I do not have an issue with vendoring in principle, but I take issue with engineering solutions that do not work and still ultimately require a JS runtime anyway.

Anyway, hopefully, I have demonstrated why I think the current yt-dlp codebase is in a rough spot. If you take a look yourself, you might agree.

That brings us to the TypeScript port. Almost as a joke, I decided to port the whole thing to TypeScript using AI, and it actually works surprisingly well. In less than an hour, I was able to download a YouTube video. It is not feature-complete yet, but it does what most people actually use the tool for.

Building on Bun, besides avoiding the JS runtime issue, allows me to access things like lol-html, which is extremely cool. It is also trivial to build a standalone executable, unlike the forced GPL of PyInstaller. Whether that is a pro or a con depends on your ideology, but I personally value the convenience. The Bun rewrite will take a while, as I have other stuff to do, but it is going to be a much better solution for me. It is significantly easier to manage a TypeScript project than an untyped Python one for a Bun server.
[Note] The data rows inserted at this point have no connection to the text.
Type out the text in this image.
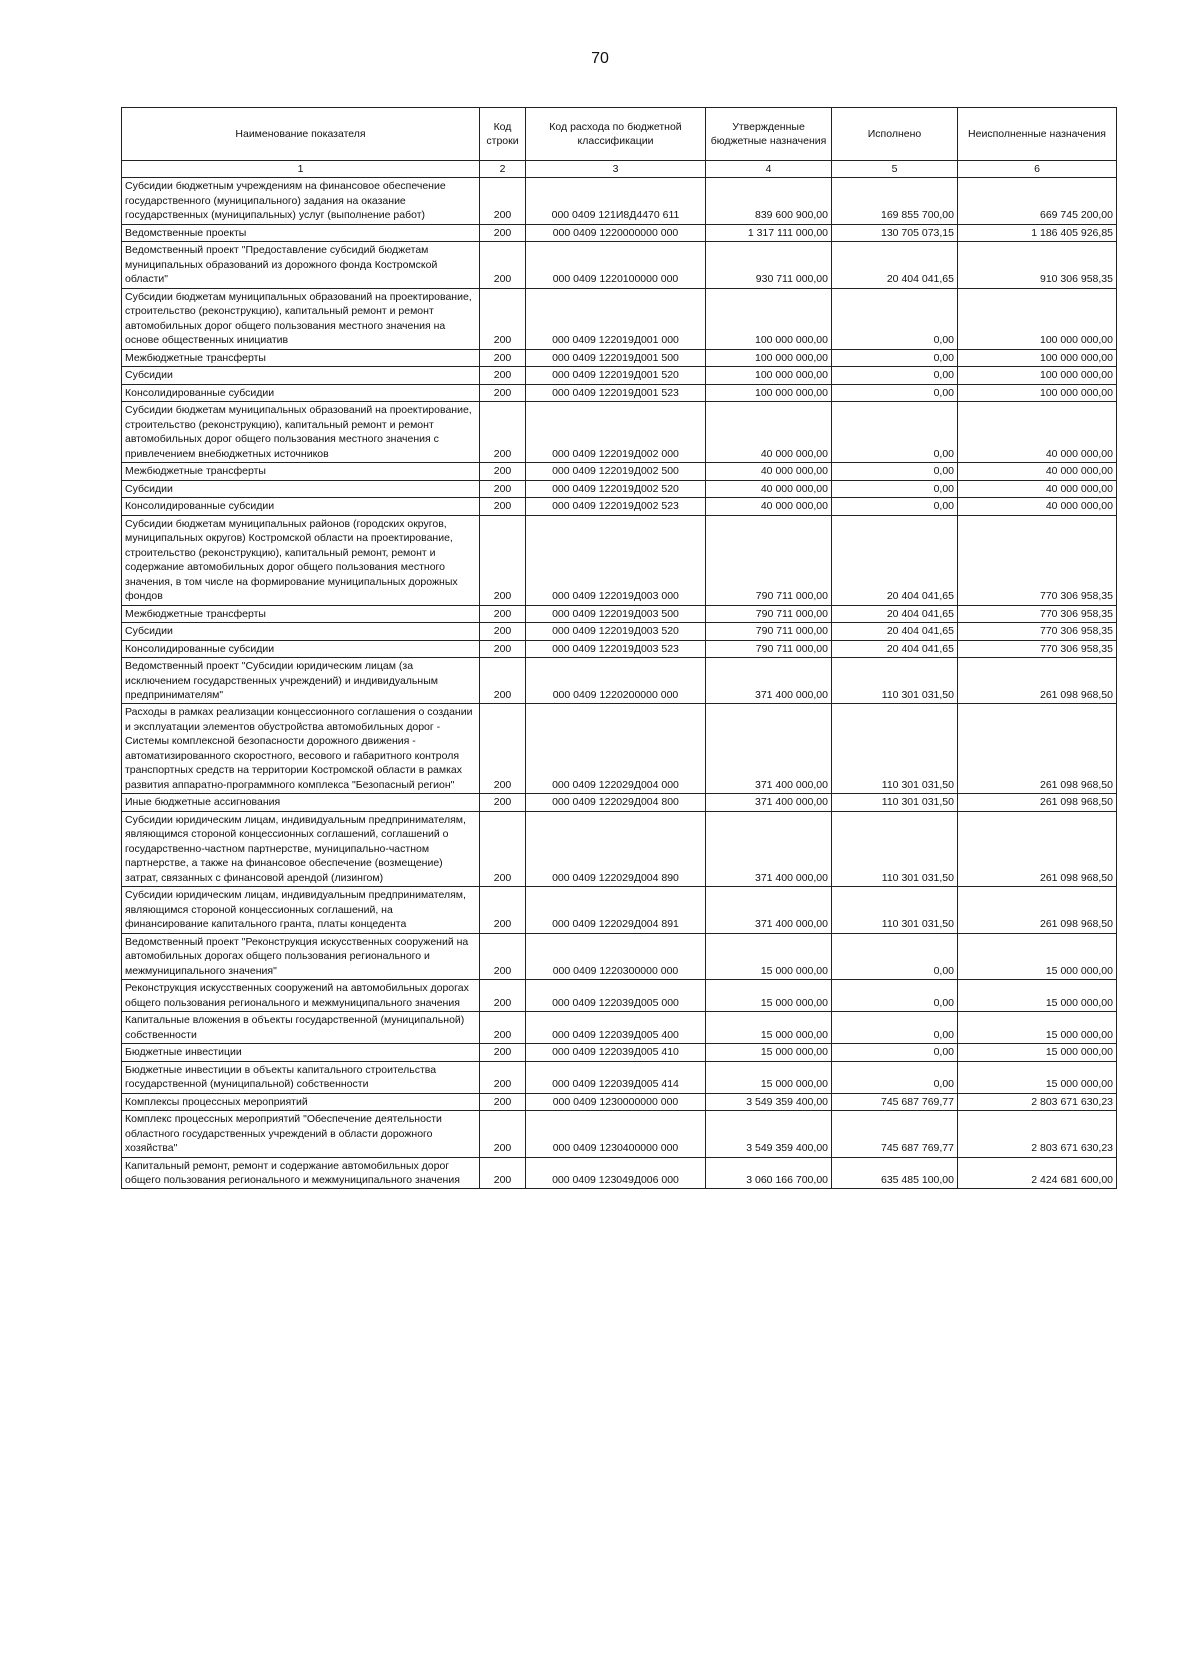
70
Наименование показателя	Код строки	Код расхода по бюджетной классификации	Утвержденные бюджетные назначения	Исполнено	Неисполненные назначения
1	2	3	4	5	6
Субсидии бюджетным учреждениям на финансовое обеспечение государственного (муниципального) задания на оказание государственных (муниципальных) услуг (выполнение работ)	200	000 0409 121И8Д4470 611	839 600 900,00	169 855 700,00	669 745 200,00
Ведомственные проекты	200	000 0409 1220000000 000	1 317 111 000,00	130 705 073,15	1 186 405 926,85
Ведомственный проект "Предоставление субсидий бюджетам муниципальных образований из дорожного фонда Костромской области"	200	000 0409 1220100000 000	930 711 000,00	20 404 041,65	910 306 958,35
Субсидии бюджетам муниципальных образований на проектирование, строительство (реконструкцию), капитальный ремонт и ремонт автомобильных дорог общего пользования местного значения на основе общественных инициатив	200	000 0409 122019Д001 000	100 000 000,00	0,00	100 000 000,00
Межбюджетные трансферты	200	000 0409 122019Д001 500	100 000 000,00	0,00	100 000 000,00
Субсидии	200	000 0409 122019Д001 520	100 000 000,00	0,00	100 000 000,00
Консолидированные субсидии	200	000 0409 122019Д001 523	100 000 000,00	0,00	100 000 000,00
Субсидии бюджетам муниципальных образований на проектирование, строительство (реконструкцию), капитальный ремонт и ремонт автомобильных дорог общего пользования местного значения с привлечением внебюджетных источников	200	000 0409 122019Д002 000	40 000 000,00	0,00	40 000 000,00
Межбюджетные трансферты	200	000 0409 122019Д002 500	40 000 000,00	0,00	40 000 000,00
Субсидии	200	000 0409 122019Д002 520	40 000 000,00	0,00	40 000 000,00
Консолидированные субсидии	200	000 0409 122019Д002 523	40 000 000,00	0,00	40 000 000,00
Субсидии бюджетам муниципальных районов (городских округов, муниципальных округов) Костромской области на проектирование, строительство (реконструкцию), капитальный ремонт, ремонт и содержание автомобильных дорог общего пользования местного значения, в том числе на формирование муниципальных дорожных фондов	200	000 0409 122019Д003 000	790 711 000,00	20 404 041,65	770 306 958,35
Межбюджетные трансферты	200	000 0409 122019Д003 500	790 711 000,00	20 404 041,65	770 306 958,35
Субсидии	200	000 0409 122019Д003 520	790 711 000,00	20 404 041,65	770 306 958,35
Консолидированные субсидии	200	000 0409 122019Д003 523	790 711 000,00	20 404 041,65	770 306 958,35
Ведомственный проект "Субсидии юридическим лицам (за исключением государственных учреждений) и индивидуальным предпринимателям"	200	000 0409 1220200000 000	371 400 000,00	110 301 031,50	261 098 968,50
Расходы в рамках реализации концессионного соглашения о создании и эксплуатации элементов обустройства автомобильных дорог - Системы комплексной безопасности дорожного движения - автоматизированного скоростного, весового и габаритного контроля транспортных средств на территории Костромской области в рамках развития аппаратно-программного комплекса "Безопасный регион"	200	000 0409 122029Д004 000	371 400 000,00	110 301 031,50	261 098 968,50
Иные бюджетные ассигнования	200	000 0409 122029Д004 800	371 400 000,00	110 301 031,50	261 098 968,50
Субсидии юридическим лицам, индивидуальным предпринимателям, являющимся стороной концессионных соглашений, соглашений о государственно-частном партнерстве, муниципально-частном партнерстве, а также на финансовое обеспечение (возмещение) затрат, связанных с финансовой арендой (лизингом)	200	000 0409 122029Д004 890	371 400 000,00	110 301 031,50	261 098 968,50
Субсидии юридическим лицам, индивидуальным предпринимателям, являющимся стороной концессионных соглашений, на финансирование капитального гранта, платы концедента	200	000 0409 122029Д004 891	371 400 000,00	110 301 031,50	261 098 968,50
Ведомственный проект "Реконструкция искусственных сооружений на автомобильных дорогах общего пользования регионального и межмуниципального значения"	200	000 0409 1220300000 000	15 000 000,00	0,00	15 000 000,00
Реконструкция искусственных сооружений на автомобильных дорогах общего пользования регионального и межмуниципального значения	200	000 0409 122039Д005 000	15 000 000,00	0,00	15 000 000,00
Капитальные вложения в объекты государственной (муниципальной) собственности	200	000 0409 122039Д005 400	15 000 000,00	0,00	15 000 000,00
Бюджетные инвестиции	200	000 0409 122039Д005 410	15 000 000,00	0,00	15 000 000,00
Бюджетные инвестиции в объекты капитального строительства государственной (муниципальной) собственности	200	000 0409 122039Д005 414	15 000 000,00	0,00	15 000 000,00
Комплексы процессных мероприятий	200	000 0409 1230000000 000	3 549 359 400,00	745 687 769,77	2 803 671 630,23
Комплекс процессных мероприятий "Обеспечение деятельности областного государственных учреждений в области дорожного хозяйства"	200	000 0409 1230400000 000	3 549 359 400,00	745 687 769,77	2 803 671 630,23
Капитальный ремонт, ремонт и содержание автомобильных дорог общего пользования регионального и межмуниципального значения	200	000 0409 123049Д006 000	3 060 166 700,00	635 485 100,00	2 424 681 600,00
I do not have a rigid roadmap, but I am making a few decisions to ensure the project stays healthy. I am using Zod for schema validation. Unlike the Python version, which lacks type hints entirely, I am using Zod to enforce shapes. This makes error handling significantly more transparent because you can actually see what went wrong instead of fighting the codebase. I am also prioritizing heavy use of async. This is required for JS, which is one of the rare cases where JS actually forces developers to do something reasonable. It will make for a significantly more performant library. Finally, I am including strict type hints. This should be the bare minimum for any modern project.

This will likely never be a feature-for-feature fork. I have no interest in supporting JS runtimes other than Bun, and I am definitely not supporting the Python plugin feature. The whole concept of a YouTube downloader should have been a library from day one, not a massive, monolithic program with random features and undefined usage.

Feel free to vibe code and contribute to the repo here: https://github.com/yamada-sexta/yt-dlb.

I will set up nightly regression tests and some AI auto-repair when I have time, so it should hopefully just work.